CNN reported that The National Institute for Space Research (INPE) has said the fires are burning at the highest rate they’ve seen since tracking started in 2013.
Sao Paulo, 1700 miles away, is seeing smoke from the fire’s blazes.
Just a little alert to the world: the sky randomly turned dark today in São Paulo, and meteorologists believe it’s smoke from the fires burning *thousands* of kilometers away, in Rondônia or Paraguay. Imagine how much has to be burning to create that much smoke(!). SOS pic.twitter.com/P1DrCzQO6x
— Shannon Sims (@shannongsims) August 20, 2019
Video shows heavy smoke and smog overcoming the city and creating black out conditions.
Peru, Bolivia and Paraguay, too, are seeing heavy, black smoke coming from the Brazilian fires.
The INPE also reported there were 72,843 fires in Brazil this year. More than half of those fires burned in the Amazon. This represents an 80 percent increase in the total number of fires over last year.

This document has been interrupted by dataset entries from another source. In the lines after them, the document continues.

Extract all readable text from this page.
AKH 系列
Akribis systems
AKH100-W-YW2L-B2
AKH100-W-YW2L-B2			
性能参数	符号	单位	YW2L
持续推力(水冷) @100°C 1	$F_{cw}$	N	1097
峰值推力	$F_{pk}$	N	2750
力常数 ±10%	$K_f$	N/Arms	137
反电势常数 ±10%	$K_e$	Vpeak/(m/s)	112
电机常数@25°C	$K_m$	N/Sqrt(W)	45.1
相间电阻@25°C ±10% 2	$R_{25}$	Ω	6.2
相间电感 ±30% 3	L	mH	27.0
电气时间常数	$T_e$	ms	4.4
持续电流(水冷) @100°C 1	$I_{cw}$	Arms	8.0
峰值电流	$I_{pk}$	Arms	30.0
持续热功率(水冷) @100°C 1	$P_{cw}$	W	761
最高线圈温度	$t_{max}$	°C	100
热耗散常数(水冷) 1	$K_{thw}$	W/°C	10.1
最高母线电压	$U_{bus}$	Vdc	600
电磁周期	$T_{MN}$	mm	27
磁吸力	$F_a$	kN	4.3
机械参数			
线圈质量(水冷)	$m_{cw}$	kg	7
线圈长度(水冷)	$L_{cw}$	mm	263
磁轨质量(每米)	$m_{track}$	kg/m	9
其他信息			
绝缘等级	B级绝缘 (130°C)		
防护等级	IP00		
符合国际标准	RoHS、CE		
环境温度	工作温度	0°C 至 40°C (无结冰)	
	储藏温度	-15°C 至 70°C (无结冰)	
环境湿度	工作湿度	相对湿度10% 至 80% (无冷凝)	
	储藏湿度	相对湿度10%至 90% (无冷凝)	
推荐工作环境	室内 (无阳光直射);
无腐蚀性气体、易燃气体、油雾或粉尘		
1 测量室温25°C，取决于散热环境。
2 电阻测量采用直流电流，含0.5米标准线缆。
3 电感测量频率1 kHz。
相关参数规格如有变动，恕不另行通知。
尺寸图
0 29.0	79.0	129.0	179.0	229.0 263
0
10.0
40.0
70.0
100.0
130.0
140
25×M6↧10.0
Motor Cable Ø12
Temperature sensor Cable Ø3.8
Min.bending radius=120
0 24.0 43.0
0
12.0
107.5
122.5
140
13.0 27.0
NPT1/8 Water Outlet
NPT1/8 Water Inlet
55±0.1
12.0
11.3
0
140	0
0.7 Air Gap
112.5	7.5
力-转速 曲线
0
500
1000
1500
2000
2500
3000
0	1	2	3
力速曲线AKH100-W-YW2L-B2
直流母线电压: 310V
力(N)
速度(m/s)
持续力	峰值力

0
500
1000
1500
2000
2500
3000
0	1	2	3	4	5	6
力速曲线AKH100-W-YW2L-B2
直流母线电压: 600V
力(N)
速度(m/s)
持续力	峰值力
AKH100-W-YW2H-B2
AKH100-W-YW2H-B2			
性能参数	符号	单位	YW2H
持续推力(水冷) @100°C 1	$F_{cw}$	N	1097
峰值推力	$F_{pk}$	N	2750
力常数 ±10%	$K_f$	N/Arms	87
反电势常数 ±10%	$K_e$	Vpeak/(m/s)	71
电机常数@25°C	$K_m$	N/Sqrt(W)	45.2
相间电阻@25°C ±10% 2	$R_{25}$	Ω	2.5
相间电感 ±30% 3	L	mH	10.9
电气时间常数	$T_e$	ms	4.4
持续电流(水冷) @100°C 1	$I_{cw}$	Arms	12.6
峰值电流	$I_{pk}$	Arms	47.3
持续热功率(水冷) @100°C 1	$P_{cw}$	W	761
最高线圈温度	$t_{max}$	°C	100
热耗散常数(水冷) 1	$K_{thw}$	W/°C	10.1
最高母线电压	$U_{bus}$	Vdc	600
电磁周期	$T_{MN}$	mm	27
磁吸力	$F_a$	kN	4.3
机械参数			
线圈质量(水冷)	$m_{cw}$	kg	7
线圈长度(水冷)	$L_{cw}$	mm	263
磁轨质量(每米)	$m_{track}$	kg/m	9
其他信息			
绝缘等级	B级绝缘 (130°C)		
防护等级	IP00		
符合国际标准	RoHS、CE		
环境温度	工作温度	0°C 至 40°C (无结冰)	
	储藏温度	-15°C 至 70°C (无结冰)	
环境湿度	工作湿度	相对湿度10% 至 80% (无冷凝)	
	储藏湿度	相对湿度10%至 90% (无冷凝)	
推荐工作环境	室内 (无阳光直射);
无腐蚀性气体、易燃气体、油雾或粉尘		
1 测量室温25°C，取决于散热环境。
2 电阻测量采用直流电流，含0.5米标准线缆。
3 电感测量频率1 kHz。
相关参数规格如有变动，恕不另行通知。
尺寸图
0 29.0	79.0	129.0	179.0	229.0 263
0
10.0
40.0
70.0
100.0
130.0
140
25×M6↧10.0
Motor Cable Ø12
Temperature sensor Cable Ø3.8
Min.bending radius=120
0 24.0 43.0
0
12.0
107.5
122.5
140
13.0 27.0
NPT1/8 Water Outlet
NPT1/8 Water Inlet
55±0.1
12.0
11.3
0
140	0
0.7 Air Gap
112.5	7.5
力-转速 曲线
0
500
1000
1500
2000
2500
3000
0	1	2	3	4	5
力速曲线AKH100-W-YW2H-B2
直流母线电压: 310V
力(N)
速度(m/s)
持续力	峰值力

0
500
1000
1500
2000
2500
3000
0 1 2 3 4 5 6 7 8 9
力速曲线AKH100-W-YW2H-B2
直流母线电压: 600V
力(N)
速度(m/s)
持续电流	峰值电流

Natural disasters can spark flames when the area is dry, but these fires are also frequently started illegally by ranchers trying to clear out forest to create grazing land for cattle. Environmentalists are blaming Brazil’s president, Jair Bolsonaro, for relaxing laws limiting deforestation and underplaying the disaster in general to the rest of the world.

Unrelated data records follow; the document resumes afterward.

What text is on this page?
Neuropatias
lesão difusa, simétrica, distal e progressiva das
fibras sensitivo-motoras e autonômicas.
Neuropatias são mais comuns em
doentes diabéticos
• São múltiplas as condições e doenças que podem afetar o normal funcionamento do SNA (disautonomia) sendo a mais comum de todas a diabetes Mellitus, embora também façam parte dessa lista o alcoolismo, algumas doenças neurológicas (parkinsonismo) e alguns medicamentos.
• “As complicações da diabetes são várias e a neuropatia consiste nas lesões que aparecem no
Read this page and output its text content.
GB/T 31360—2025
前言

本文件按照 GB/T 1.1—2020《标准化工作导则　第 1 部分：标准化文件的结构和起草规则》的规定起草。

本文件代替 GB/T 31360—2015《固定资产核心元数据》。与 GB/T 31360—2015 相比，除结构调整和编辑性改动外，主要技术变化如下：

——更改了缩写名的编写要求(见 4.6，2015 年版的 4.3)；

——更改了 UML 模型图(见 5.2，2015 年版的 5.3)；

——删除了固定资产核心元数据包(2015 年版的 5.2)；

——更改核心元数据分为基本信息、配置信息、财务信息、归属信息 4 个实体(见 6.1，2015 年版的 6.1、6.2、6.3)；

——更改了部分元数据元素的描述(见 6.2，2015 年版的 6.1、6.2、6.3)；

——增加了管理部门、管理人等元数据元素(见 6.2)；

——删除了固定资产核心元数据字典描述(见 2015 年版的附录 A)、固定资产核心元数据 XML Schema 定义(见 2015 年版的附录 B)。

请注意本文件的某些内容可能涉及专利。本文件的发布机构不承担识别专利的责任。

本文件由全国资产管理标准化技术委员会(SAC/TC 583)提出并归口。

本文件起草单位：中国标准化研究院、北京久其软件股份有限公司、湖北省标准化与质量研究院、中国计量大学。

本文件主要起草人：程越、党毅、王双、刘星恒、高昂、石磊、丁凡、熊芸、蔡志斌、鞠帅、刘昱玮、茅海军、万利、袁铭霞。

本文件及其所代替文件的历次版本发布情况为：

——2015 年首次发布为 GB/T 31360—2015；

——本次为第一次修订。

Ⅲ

According to the BBC, the Amazon rainforest contributes 20 percent of the Earth’s oxygen. Plus, the rainforest is home to millions of species of plants and animals, as well as over one million indigenous people.
The rainforest is critical to millions of lives and to the Earth, itself.
Aerial footage shows the world's largest rainforest in flames. Brazil's Amazon is known as "the planet's lungs" for producing about 20 percent of the world's oxygen. This inferno threatens the rainforest ecosystem and also affects the entire globe. https://t.co/h01baMhEvn pic.twitter.com/8yWmTj7CO9
— CNN (@CNN) August 26, 2019
If the Amazon is destroyed, the World Wildlife Fund says the area will likely become a savannah, but inhospitable to people, animals or plants.
And instead of pumping out oxygen, the new savannah will be the Earth’s next major source of carbon emissions. Meaning, the Amazon will no longer serve as the lungs of the world, but will begin pump out enough carbon to actually drive the climate crisis.
This is bad news, folks. Bad news indeed.